Published on August 15th, 2010 | by prime0
Blur – Review
Summary: Blur is a hugely complete confident and cathartic racing experience. One of the finest racers ever, and an absolute beast online
Better late than never. Blur arrived late for the review process, but such is the quality of Bizarre Creations’ electric new racer that it would be a crime not to give it the credit it so richly deserves. And do you know what? It appears that the Liverpool lads have done well.
It shouldn’t come as a surprise, really. Bizarre have been the masters of a specific brand of arcade racing for years, and with Blur they’ve taken this experience and melded it with the studio’s other landmark effort, Geometry Wars.
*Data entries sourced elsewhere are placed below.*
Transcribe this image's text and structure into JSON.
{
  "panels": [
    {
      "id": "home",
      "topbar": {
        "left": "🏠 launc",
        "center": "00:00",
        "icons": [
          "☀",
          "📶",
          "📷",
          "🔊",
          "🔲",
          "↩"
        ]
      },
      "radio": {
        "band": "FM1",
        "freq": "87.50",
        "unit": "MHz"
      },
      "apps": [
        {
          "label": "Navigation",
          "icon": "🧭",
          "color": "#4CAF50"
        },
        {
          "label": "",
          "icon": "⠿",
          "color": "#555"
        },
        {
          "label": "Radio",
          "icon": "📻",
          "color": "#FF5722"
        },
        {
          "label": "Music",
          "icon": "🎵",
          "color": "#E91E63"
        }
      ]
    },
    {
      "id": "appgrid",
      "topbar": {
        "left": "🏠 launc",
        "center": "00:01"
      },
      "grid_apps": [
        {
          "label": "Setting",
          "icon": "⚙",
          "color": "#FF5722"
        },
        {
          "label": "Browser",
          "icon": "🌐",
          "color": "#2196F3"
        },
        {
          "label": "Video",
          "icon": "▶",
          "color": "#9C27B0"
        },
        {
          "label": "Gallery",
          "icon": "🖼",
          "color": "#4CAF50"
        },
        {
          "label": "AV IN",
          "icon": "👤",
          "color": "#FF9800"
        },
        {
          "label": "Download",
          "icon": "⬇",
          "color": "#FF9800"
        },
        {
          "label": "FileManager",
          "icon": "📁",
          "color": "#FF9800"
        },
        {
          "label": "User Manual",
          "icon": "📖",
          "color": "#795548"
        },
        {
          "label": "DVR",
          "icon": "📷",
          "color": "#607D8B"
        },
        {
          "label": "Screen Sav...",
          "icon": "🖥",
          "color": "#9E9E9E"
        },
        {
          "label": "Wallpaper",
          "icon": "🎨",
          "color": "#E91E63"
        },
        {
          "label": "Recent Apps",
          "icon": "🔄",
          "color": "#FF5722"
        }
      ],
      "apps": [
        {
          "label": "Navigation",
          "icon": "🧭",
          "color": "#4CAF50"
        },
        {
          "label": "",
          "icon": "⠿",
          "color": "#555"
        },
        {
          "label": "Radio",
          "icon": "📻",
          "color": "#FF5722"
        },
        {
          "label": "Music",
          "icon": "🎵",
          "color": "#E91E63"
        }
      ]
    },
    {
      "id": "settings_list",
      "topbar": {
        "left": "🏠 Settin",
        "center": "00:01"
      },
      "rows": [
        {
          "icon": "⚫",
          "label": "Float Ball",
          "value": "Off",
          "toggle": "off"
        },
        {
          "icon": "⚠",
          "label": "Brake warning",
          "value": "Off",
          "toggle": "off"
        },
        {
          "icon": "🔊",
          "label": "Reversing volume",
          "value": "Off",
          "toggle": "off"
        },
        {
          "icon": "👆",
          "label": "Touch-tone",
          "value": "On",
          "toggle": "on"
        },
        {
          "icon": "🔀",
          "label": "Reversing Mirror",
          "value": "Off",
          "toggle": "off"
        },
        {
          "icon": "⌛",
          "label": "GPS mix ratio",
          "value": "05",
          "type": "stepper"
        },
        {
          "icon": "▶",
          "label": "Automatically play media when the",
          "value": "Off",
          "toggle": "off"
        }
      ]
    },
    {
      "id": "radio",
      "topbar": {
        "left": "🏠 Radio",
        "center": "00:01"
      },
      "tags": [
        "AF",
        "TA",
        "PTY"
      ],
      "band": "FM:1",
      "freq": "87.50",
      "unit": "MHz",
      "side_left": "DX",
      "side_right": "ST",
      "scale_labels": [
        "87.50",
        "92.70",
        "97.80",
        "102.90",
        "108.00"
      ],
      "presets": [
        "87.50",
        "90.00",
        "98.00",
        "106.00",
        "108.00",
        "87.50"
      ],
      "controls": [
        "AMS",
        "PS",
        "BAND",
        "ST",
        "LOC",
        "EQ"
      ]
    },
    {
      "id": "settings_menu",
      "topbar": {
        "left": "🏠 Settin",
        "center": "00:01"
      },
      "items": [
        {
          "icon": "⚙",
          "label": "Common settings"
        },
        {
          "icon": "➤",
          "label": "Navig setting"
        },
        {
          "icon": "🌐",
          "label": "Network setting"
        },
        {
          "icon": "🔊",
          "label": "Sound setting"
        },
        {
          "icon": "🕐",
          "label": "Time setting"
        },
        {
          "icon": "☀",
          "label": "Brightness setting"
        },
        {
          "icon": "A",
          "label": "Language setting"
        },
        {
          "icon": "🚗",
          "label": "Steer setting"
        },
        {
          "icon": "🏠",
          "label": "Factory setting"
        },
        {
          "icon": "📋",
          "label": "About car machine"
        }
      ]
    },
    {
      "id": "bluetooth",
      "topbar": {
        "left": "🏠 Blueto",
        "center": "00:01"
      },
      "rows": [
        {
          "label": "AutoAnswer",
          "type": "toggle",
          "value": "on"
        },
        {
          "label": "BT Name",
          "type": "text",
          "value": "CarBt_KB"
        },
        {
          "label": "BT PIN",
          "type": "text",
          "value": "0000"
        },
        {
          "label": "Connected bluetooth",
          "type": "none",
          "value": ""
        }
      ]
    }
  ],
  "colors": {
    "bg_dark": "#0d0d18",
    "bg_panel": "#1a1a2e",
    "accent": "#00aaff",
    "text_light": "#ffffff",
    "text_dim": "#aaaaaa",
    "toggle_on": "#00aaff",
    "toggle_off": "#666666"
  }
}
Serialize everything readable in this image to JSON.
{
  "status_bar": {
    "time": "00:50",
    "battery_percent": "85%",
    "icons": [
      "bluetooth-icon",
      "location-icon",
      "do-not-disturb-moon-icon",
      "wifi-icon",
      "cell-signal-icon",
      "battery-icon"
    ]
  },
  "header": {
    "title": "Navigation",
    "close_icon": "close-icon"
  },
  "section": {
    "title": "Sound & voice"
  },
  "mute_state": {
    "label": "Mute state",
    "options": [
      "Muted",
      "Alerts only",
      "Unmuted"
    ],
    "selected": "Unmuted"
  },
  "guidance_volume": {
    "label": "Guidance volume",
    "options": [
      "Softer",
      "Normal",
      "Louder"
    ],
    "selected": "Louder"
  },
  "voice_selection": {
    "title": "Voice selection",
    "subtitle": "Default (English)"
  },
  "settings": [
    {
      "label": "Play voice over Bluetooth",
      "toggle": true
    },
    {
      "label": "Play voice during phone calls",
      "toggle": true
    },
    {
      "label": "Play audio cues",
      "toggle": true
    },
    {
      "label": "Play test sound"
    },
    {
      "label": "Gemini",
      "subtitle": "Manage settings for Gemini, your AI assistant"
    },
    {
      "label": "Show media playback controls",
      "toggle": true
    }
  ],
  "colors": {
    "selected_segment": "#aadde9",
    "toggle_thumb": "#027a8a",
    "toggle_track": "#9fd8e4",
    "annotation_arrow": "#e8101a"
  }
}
Yes, it may seem trite, but Blur is heavy mix of Project Gotham and everyone’s favorite twin-sticked shape-based shooter. For every apex you have to hit perfectly there’s a sparkly neon power-up as some sort of karmic balance. Friends’ high scores taunt you from the menus, techno thuds from the speakers and the engines growl and purr with raw automotive aggression.
Engines growl and purr with raw automotive aggression
Blur might be a kart racer in snazzy clothes, but it has so much more depth than its brightly colored brethren. In an unusual move for an arcade racer, the handling is almost as tricky as PGR’s.
Hammering around the track, bashing into walls and ignoring the brake will result in last place more often than not, and in 20-car races, that’s a pretty humiliating feeling. You have to work the racing line properly, and when you do, you can actually feel the drag as you pull away from the apex. Amazing stuff.
Don’t be misled, though; it’s no Forza, and even those typically put off by any notion of caution in a racer need not worry, as getting to grips with Blur’s huge selection of racers is not a tricky business. In fact, more time will be spent figuring out the best use for the finely balanced power-ups that hover tantalizingly throughout every meticulously well-designed track.
Unlike other power-up racers, there’s no mega-weapon here. Almost all of the power-ups can be countered with another, so an incoming Shunt missile can be stopped with a Shield, a backwards-fired Mine, Bolt or even a well-timed Barge. 20-car races are so intense, as just trying to hang on to 14th place can be a titanic struggle. Flying out into the lead changes everything; you have to become a Jedi-levelled defensive master. Win, and it’s a sheer, unadulterated triumph.
Offline, Blur’s career structure is familiar but solid. Races are backed up by checkpoint challenges and destruction battles, but it’s the lure of beating your buddies’ scores that’ll keep you in the hunt.
Long term Blur-ing, though, will be had online. Bizarre has taken the ideas of Modern Warfare (leveling, perks) and incorporated them into a racer so intense, fair and often hilarious that it’s surely the best in its class. Lag’s barely an issue, races are divided into classes so no one is left trailing at the back with an unpowered motor, and the raw eye-popping rush that comes from battling for any position on the grid is pure online bliss. Blur deserves to gamer a massive community, as it really is that good online.
So, really don’t be put off by its moderately sparse visuals or any concerns of an emo-Mario Kart. This is truly breathtaking stuff, a hugely complete, confident and cathartic racing experience, and it’s also one like no other.
If the goal of modern videogames is to make us ‘feel’ them, then few do it as successfully as Blur. Bizarre Creations, we salute you.